Japan’s newly-created Daiichi Sankyo has announced a restructuring programme which, it says, has simplified the merger of Sankyo and Daiichi Pharmaceuticals and will speed up its integration process.
The firm says that a general shareholder’s meeting will not be necessary to approve the restructure, which will result in Sankyo and Daiichi Pharmaceuticals being dissolved, as it is a simplified merger in accordance with Japanese company law and, as such, no issuance of shares or changes in capital will be necessary.
The new entity added that “Daiichi Sankyo aims to realise high growth and maximise its corporate value by improving its ability to create innovative drugs, maintaining its high competitiveness both domestically and overseas and pursuing the highest operational efficiencies in the industry by way of integration.”

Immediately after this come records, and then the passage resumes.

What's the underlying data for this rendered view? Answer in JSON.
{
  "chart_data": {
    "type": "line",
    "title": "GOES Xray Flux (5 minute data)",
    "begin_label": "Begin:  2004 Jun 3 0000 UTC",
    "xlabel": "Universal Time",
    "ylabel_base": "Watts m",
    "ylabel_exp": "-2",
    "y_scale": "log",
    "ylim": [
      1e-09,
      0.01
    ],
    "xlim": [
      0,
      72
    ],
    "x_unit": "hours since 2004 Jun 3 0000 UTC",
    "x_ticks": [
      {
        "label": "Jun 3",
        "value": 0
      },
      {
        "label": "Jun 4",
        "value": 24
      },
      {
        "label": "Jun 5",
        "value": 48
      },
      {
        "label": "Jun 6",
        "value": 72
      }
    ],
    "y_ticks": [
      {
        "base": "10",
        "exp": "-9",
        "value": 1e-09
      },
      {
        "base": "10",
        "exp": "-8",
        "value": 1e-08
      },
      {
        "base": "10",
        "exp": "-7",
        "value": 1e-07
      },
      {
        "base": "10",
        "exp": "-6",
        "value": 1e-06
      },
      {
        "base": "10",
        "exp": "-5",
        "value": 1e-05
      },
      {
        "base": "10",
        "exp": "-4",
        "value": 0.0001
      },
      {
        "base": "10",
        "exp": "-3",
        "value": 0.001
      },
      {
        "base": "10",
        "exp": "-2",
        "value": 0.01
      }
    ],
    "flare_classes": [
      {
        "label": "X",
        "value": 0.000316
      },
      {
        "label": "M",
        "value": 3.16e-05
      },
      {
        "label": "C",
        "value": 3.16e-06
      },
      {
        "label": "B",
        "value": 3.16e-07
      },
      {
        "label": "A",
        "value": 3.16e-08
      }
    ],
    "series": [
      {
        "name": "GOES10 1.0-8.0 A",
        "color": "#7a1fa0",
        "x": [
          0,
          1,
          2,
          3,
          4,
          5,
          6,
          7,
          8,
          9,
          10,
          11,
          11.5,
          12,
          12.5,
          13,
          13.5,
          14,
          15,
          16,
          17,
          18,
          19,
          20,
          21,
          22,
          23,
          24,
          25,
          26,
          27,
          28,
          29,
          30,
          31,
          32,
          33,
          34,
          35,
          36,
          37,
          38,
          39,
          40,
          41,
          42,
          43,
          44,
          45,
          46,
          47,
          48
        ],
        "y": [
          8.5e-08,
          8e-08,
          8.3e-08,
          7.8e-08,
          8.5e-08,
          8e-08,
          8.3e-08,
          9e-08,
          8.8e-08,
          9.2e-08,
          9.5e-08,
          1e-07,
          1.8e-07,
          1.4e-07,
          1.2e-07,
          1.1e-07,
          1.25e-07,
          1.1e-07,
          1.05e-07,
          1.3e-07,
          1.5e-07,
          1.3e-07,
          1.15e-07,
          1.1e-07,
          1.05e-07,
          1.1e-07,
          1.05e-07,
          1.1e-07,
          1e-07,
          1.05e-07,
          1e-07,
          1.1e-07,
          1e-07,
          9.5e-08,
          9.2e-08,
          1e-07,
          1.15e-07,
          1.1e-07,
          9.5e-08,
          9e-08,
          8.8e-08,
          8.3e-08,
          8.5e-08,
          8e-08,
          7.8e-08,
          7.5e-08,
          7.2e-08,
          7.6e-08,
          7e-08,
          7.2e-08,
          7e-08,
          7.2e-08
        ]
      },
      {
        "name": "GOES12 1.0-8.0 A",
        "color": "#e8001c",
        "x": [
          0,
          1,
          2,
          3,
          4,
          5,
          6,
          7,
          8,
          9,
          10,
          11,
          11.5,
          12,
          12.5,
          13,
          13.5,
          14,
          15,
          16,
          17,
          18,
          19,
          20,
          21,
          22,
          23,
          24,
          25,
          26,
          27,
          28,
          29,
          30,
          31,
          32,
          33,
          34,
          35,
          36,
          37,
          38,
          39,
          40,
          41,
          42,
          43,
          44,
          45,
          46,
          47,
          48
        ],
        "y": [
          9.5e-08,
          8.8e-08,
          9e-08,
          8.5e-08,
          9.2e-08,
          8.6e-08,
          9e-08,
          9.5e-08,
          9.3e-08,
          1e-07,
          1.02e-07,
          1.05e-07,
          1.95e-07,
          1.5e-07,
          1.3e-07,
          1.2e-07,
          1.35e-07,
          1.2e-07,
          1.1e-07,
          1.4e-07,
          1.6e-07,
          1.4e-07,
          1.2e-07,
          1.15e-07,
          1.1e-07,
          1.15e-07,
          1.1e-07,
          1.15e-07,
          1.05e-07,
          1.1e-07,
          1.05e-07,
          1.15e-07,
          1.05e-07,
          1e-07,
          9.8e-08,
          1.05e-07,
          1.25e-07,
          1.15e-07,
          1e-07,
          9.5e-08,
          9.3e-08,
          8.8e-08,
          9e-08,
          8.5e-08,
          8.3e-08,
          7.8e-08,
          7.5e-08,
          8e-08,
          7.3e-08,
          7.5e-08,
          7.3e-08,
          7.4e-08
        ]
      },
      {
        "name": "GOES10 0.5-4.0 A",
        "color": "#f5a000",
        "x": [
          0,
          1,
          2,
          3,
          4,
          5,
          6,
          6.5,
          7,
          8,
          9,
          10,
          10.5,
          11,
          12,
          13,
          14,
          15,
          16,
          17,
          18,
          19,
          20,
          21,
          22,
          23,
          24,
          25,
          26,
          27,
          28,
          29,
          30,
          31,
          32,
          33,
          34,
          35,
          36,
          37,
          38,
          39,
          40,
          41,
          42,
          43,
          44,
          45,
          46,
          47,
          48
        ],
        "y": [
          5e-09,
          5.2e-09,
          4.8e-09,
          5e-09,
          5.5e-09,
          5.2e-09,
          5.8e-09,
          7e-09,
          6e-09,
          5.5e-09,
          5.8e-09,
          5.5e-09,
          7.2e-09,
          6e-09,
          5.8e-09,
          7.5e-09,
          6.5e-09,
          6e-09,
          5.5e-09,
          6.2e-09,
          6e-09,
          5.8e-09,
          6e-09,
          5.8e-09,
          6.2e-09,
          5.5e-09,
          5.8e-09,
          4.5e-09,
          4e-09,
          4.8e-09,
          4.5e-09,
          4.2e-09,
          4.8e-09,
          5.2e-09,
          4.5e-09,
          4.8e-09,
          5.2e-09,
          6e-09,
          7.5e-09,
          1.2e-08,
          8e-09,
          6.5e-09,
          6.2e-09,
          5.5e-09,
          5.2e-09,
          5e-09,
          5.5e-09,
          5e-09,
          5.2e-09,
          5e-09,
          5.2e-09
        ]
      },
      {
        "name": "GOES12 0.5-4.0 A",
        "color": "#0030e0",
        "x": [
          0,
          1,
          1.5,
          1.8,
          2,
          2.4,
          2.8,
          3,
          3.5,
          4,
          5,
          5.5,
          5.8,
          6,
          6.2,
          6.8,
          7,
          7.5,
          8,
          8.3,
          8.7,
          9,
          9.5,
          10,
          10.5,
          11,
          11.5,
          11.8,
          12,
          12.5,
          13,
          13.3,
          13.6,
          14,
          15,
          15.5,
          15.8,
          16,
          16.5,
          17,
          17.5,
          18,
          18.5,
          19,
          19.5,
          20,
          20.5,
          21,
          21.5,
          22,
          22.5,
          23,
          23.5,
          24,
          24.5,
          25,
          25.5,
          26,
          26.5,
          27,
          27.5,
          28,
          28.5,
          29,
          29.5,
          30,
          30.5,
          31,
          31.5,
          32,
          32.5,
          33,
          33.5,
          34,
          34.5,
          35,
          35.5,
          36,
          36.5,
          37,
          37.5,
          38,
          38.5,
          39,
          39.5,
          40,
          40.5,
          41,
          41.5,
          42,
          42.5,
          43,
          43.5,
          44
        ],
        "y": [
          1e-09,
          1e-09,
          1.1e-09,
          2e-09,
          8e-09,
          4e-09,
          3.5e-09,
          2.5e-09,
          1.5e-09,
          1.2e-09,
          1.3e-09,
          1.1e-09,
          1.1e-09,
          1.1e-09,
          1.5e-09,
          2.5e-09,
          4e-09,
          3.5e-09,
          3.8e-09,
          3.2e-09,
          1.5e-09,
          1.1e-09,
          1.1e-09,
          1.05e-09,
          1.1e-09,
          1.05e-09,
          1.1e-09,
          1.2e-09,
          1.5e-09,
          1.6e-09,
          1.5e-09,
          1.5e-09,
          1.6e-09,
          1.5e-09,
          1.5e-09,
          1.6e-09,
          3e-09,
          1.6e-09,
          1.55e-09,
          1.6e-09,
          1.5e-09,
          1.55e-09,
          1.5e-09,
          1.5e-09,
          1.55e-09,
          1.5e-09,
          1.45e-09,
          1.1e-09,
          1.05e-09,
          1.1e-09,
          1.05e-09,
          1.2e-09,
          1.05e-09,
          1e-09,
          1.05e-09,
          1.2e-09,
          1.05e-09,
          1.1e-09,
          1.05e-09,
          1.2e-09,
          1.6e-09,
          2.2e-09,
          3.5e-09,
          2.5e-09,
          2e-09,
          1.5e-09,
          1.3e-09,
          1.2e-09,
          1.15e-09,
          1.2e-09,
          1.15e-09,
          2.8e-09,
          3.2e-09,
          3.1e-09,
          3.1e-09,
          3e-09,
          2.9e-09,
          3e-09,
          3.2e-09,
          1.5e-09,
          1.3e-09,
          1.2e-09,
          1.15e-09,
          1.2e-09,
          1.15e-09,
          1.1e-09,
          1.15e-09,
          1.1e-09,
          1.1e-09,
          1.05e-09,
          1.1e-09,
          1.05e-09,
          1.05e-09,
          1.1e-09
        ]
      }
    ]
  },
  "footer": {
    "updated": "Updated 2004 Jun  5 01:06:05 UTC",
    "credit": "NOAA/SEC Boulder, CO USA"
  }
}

In April, the company announced that Sankyo Pharma, Daiichi Pharmaceutical and Daiichi Medical Research were integrated in the USA, being the first region in which the group’s companies were merged, ahead of Europe and Japan.
Meantime, the new firm has received a boost from analysts at Goldman Sachs who have raised their rating on the stock to ‘buy’ from ‘neutral’ and lifted its target price to 4,000 yen from 3,400 yen. The broker claims that cost benefits from staff adjustments will be felt from the next fiscal year, adding that Daiichi Sankyo has a balanced earnings structure, with key products performing well at home and overseas.